The creative capabilities of Stable Diffusion or GPT-4 are well known. However, they lack the consistency for complex stories. SHOW-1 aims to change that.
The AI company Fable Studio has combined several models into a new model called SHOW-1. It is capable of generating several coherent episodes of a series.
They prove that their concept works with a 22-minute episode of “South Park” that, surprisingly, is about the impact of AI on the entertainment industry.
To get started, the model only needs a title, synopsis, and main events
Creating a complete South Park episode is a complex process. The storytelling system is started with an abstract-level idea, usually in the form of a title, synopsis, and major events that should take place within a simulated week (about three hours of play). Generating a single scene can take a “significant amount of time”, up to a minute.
- The system automatically generates up to 14 scenes based on simulation data.
- A showrunner system organizes the cast of characters and shapes the plot according to a predetermined pattern.
- Each scene is assigned a plot letter (ABC) that is used to switch between different groups of characters.
- Each scene defines location, characters, and dialogue.
- After the initial setup of the staging and AI camera system, the scene plays according to the plot pattern.
- The characters’ voices were pre-trained and voice clips were generated in real-time for each new line.
Fable Studio’s work is based on another research paper, “Generative Agents,” published in April by Stanford and Google scientists. In it, they simulated a virtual city and observed how many defaults the so-called agents – the inhabitants – needed to follow a realistic daily routine and interact with each other.
GPT-4, custom diffusion models, and cloned voices
Among other things, SHOW-1 uses OpenAI’s GPT-4 to influence the agents in the simulation and to generate the scenes for the South Park episodes.

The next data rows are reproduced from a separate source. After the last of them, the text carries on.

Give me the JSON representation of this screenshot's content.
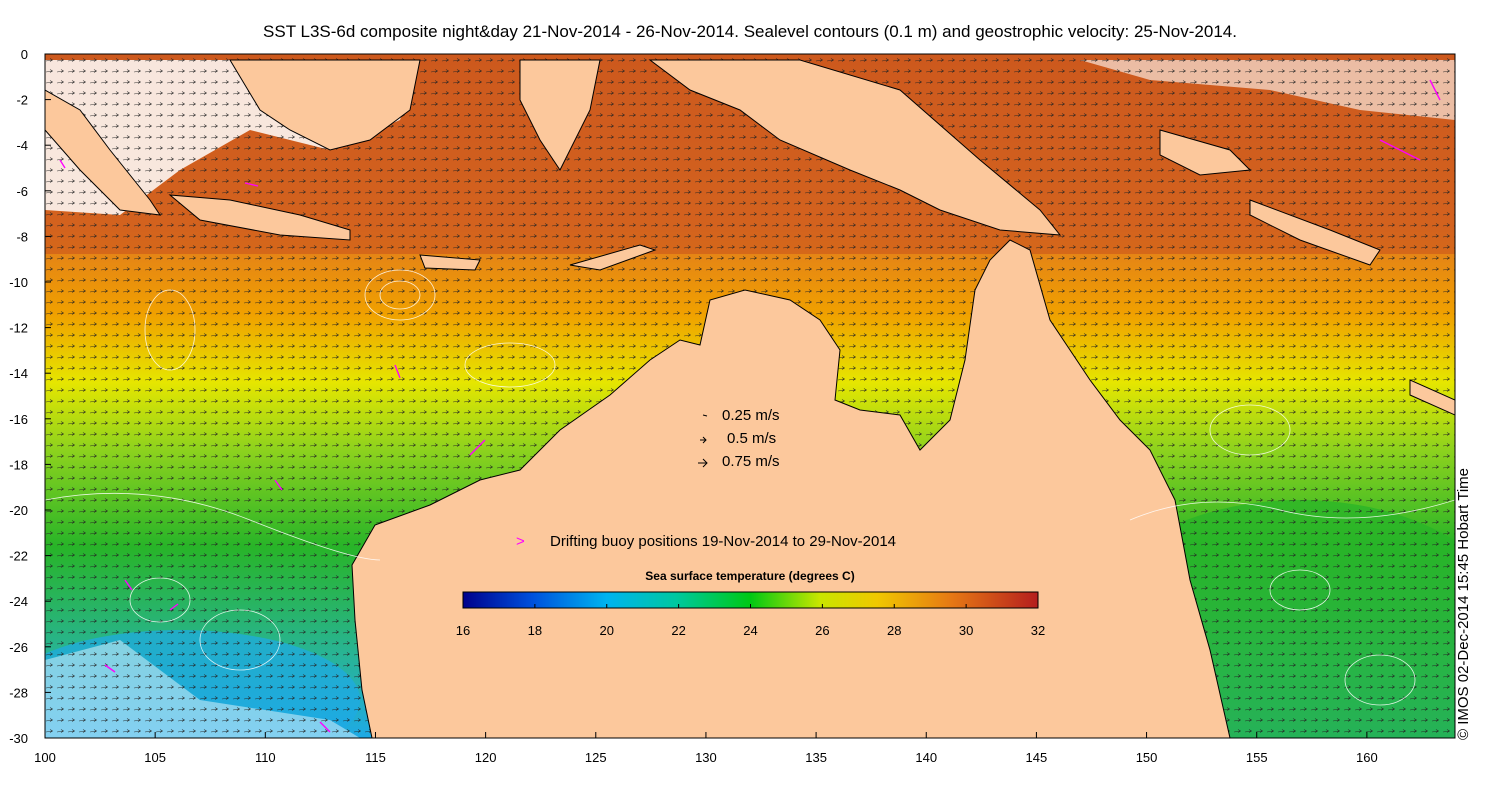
{
  "title": "SST L3S-6d composite night&day 21-Nov-2014 - 26-Nov-2014. Sealevel contours (0.1 m) and geostrophic velocity: 25-Nov-2014.",
  "credit": "© IMOS 02-Dec-2014 15:45 Hobart Time",
  "axes": {
    "x_ticks": [
      "100",
      "105",
      "110",
      "115",
      "120",
      "125",
      "130",
      "135",
      "140",
      "145",
      "150",
      "155",
      "160"
    ],
    "y_ticks": [
      "0",
      "-2",
      "-4",
      "-6",
      "-8",
      "-10",
      "-12",
      "-14",
      "-16",
      "-18",
      "-20",
      "-22",
      "-24",
      "-26",
      "-28",
      "-30"
    ],
    "lon_range": [
      100,
      164
    ],
    "lat_range": [
      -30,
      0
    ]
  },
  "velocity_legend": [
    {
      "label": "0.25 m/s",
      "speed": 0.25
    },
    {
      "label": "0.5 m/s",
      "speed": 0.5
    },
    {
      "label": "0.75 m/s",
      "speed": 0.75
    }
  ],
  "buoy_legend": {
    "label": "Drifting buoy positions 19-Nov-2014 to 29-Nov-2014",
    "marker": ">",
    "color": "#ff00ff"
  },
  "colorbar": {
    "title": "Sea surface temperature (degrees C)",
    "ticks": [
      "16",
      "18",
      "20",
      "22",
      "24",
      "26",
      "28",
      "30",
      "32"
    ],
    "range": [
      16,
      32
    ]
  },
  "colors": {
    "land": "#fcc89c",
    "ocean_hot": "#c8501e",
    "ocean_warm": "#f0a000",
    "ocean_mild": "#e6e600",
    "ocean_cool": "#32c832",
    "ocean_cold": "#14b4e6",
    "buoy": "#ff00ff"
  }
}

Because transcripts of most South Park episodes are part of GPT-4’s training data set, it already has a good understanding of the show’s character personalities, speaking styles, and general humor, according to Fable Studio. This dramatic fingerprint is important for the consistency of a show, the team says.
Prompt chaining, or the linking of multiple prompts, provides another foundation. Deepmind’s Dramatron, which writes scripts for film and television, also uses this technique.
In the case of SHOW-1, GPT-4 acts as its own discriminator for answers, similar to the concept of Auto-GPT. But generating a story is a “highly discontinuous task” and requires some “eureka” thinking, according to the team.
For the visualization, the developers used a dataset of about 1,200 characters and 600 backgrounds. They used DreamBooth to train two specialized Stable Diffusion models: one to generate individual characters against a monochrome background, and one for the backgrounds themselves, so that they could be assembled in a modular fashion.
A special feature of this approach is that users can create their own character using the character model and have it participate in the simulation.
However, the image quality is limited due to the relatively low resolution of the diffusion models, so in the future the developers suggest generating SVG vectors via GPT-4 to upscale the graphics without loss.
Neither gambling nor porridge nor blank page
Existing AI models would have to deal with the following problems, among others, which SHOW-1 does not solve completely, but at least reduces:
- Slot Machine Effect: According to this theory, the use of most AI models is similar to gambling, since the results cannot be predicted at all or only with difficulty.
- Oatmeal Problem: Another criticism of existing models is the observation that everything looks the same. In the case of serial episodes, this is especially fatal when the viewer recognizes patterns and can no longer be surprised.
- Blank Page Problem: According to Fable Studios, even experienced writers sometimes feel overwhelmed when asked to come up with a title or story idea. This cannot happen with a large language model in SHOW-1 because of the context of the previous simulation.
Who is responsible for what?
And who is ultimately the creator of the AI episode? The answer is more complex than it seems at first glance. The task is shared between the users of SHOW-1, GPT-4 and the simulation, and it is possible to set whose opinion should be weighted and how much.
While the simulation usually provides the foundational IP-based context, character histories, emotions, events, and localities that seed the initial creative process. The user introduces their intentionality, exerts behavioral control over the agents and provides the initial prompts that kick off the generative process.
The user also serves as the final discriminator, evaluating the generated story content at the end of the process. GPT-4, on the other hand, serves as the main generative engine, creating and extrapolating the scenes and dialogue based on the prompts it receives from both the user and the simulation. It’s a symbiotic process where the strengths of each participant contribute to a coherent, engaging story.
Importantly, our multi-step approach in the form of a prompt-chain also provides checks and balances, mitigating the potential for unwanted randomness and allowing for more consistent alignment with the IP story world.
From the paper
Even before the release of SHOW-1, the entertainment industry was in an uproar. Authors in particular feel threatened by the advances of AI. Fable Studio does not explicitly address these fears in its paper.
On the contrary, they argue that their approach offers an effective solution to circumvent the limitations of current models for creative storytelling.
“As we continue to refine this approach, we are confident that we can further enhance the quality of the generated content, the user experience, and the creative potential of generative AI systems in storytelling,” they conclude.